Macondo está órfã. José Arcádio, Úrsula, Rebeca, Remédios,
Melquíades e todos os Aurelianos Buendía, incluindo aquele primeiro, que o pai
levou para conhecer o gelo numa tarde remota, também estão órfãos. Florentino
Ariza e Fermina Daza estão órfãos. O senhor muito velho com umas asas enormes
está órfão, assim como Estevão, o afogado mais bonito do mundo. Assim como a
moça que deixou um rastro de sangue na neve antes de morrer. Ou como Erendira e
sua avó desalmada, ou como o general em seu labirinto, o patriarca em seu
outono, o coronel a quem ninguém escreve. Assim como o sábio triste que desejou
uma noite de amor com uma adolescente virgem no dia dos seus 90 anos. Assim
como eu.
Gabo nos deixou a todos órfãos porque foi um pai que nos
mostrou como ninguém o caminho a ser seguido. Um pai que aprendemos a amar à
medida que o conhecíamos, à medida que desbravávamos lentamente (ou melhor: avidamente)

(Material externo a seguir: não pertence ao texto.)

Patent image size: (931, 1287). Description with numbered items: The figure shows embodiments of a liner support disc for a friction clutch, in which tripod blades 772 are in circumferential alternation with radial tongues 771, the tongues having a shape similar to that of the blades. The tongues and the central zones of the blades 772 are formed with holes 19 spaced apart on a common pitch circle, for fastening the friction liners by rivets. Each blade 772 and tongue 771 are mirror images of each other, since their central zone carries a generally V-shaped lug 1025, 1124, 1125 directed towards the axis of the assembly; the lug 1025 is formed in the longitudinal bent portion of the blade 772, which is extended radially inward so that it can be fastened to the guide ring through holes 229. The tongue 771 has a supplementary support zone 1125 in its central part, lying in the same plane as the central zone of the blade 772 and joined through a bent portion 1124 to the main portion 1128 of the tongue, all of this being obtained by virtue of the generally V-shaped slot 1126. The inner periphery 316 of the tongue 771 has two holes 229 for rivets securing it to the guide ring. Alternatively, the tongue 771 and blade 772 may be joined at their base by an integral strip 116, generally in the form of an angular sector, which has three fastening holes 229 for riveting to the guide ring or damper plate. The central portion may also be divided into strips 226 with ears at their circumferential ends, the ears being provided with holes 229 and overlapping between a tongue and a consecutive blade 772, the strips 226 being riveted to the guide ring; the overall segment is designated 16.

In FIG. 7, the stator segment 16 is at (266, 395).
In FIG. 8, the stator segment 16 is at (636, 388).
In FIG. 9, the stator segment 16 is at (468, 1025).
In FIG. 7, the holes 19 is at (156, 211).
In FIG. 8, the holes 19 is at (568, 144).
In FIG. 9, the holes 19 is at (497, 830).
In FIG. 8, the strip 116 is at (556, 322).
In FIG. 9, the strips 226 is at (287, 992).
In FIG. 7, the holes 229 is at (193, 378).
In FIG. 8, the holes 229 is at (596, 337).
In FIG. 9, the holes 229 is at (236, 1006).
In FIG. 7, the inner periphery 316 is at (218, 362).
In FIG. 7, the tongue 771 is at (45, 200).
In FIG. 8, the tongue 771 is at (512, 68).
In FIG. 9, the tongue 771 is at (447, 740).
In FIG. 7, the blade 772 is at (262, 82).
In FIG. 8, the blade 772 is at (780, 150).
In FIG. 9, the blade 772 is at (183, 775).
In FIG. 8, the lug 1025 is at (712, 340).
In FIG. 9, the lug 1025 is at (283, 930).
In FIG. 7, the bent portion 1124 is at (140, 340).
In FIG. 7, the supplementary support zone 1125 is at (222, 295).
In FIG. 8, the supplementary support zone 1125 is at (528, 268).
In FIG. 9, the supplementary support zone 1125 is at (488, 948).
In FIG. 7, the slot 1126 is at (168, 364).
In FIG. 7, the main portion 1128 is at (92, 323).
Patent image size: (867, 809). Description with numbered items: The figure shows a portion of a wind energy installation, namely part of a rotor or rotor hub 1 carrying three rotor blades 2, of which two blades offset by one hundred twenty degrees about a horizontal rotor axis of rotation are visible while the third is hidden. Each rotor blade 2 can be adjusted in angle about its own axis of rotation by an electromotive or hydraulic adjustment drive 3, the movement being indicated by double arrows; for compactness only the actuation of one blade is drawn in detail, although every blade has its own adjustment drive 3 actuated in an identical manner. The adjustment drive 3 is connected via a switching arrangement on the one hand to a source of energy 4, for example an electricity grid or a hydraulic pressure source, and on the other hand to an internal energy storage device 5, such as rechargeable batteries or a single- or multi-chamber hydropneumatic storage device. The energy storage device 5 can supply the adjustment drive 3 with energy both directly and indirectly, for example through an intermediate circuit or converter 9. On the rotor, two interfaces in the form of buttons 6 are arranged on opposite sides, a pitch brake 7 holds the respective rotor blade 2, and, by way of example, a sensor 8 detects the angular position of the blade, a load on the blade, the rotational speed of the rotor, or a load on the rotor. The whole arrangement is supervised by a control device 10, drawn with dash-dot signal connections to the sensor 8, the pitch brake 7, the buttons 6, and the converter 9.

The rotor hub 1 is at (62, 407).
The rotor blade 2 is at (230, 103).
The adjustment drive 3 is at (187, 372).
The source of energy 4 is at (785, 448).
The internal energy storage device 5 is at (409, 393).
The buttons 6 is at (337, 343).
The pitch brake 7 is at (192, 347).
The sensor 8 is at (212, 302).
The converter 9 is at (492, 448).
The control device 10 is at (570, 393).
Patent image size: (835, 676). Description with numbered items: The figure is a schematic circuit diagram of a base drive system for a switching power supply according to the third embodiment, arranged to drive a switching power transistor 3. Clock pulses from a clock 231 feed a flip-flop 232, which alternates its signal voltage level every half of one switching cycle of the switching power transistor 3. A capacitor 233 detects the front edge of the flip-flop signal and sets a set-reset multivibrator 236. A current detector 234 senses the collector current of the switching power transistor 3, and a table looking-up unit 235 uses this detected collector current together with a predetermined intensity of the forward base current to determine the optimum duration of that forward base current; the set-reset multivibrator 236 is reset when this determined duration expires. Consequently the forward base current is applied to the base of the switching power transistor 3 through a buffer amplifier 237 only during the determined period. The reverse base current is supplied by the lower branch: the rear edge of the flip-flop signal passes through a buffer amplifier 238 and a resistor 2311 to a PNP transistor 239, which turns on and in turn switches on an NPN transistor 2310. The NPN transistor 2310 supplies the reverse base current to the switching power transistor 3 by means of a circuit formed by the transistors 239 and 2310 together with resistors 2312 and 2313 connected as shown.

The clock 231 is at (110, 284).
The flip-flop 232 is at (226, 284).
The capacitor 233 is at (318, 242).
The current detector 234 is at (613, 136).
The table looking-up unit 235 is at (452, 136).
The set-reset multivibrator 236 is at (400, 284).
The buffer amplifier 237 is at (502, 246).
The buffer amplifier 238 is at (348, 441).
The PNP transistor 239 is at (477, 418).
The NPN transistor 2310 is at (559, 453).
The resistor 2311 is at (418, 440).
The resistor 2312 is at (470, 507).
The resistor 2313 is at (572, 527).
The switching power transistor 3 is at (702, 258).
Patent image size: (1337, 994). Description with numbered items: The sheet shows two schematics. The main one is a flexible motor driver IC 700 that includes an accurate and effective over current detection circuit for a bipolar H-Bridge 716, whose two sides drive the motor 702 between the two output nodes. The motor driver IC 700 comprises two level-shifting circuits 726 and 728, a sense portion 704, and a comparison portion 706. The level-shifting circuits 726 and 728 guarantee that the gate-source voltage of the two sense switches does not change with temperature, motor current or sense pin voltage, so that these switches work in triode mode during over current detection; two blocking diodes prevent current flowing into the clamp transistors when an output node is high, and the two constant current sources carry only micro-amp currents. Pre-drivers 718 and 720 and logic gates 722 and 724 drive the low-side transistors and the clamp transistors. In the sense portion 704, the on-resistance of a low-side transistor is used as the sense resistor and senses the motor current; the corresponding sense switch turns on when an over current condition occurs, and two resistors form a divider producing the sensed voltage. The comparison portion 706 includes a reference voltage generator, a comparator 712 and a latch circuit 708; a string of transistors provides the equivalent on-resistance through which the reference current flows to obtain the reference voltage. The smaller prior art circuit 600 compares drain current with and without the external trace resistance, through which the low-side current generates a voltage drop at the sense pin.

o seu infinito particular. O que dizer do fascínio que senti aos 15 anos,
quando tomei um livro seu pelas mãos e me embrenhei nos
amores contrariados de O Amor nos Tempos do Cólera? E o que dizer quando, logo
em seguida, ainda impregnado pelo fascínio daquela história eterna, ele me
levou pela mão e me mostrou o universo de desencanto e fantasia em estado bruto
que encontrei em Cem Anos de Solidão? Quantos alumbramentos, quantas
descobertas, quanto delírio silencioso.
Li muitos livros seus ao longo dos meus primeiros vinte anos.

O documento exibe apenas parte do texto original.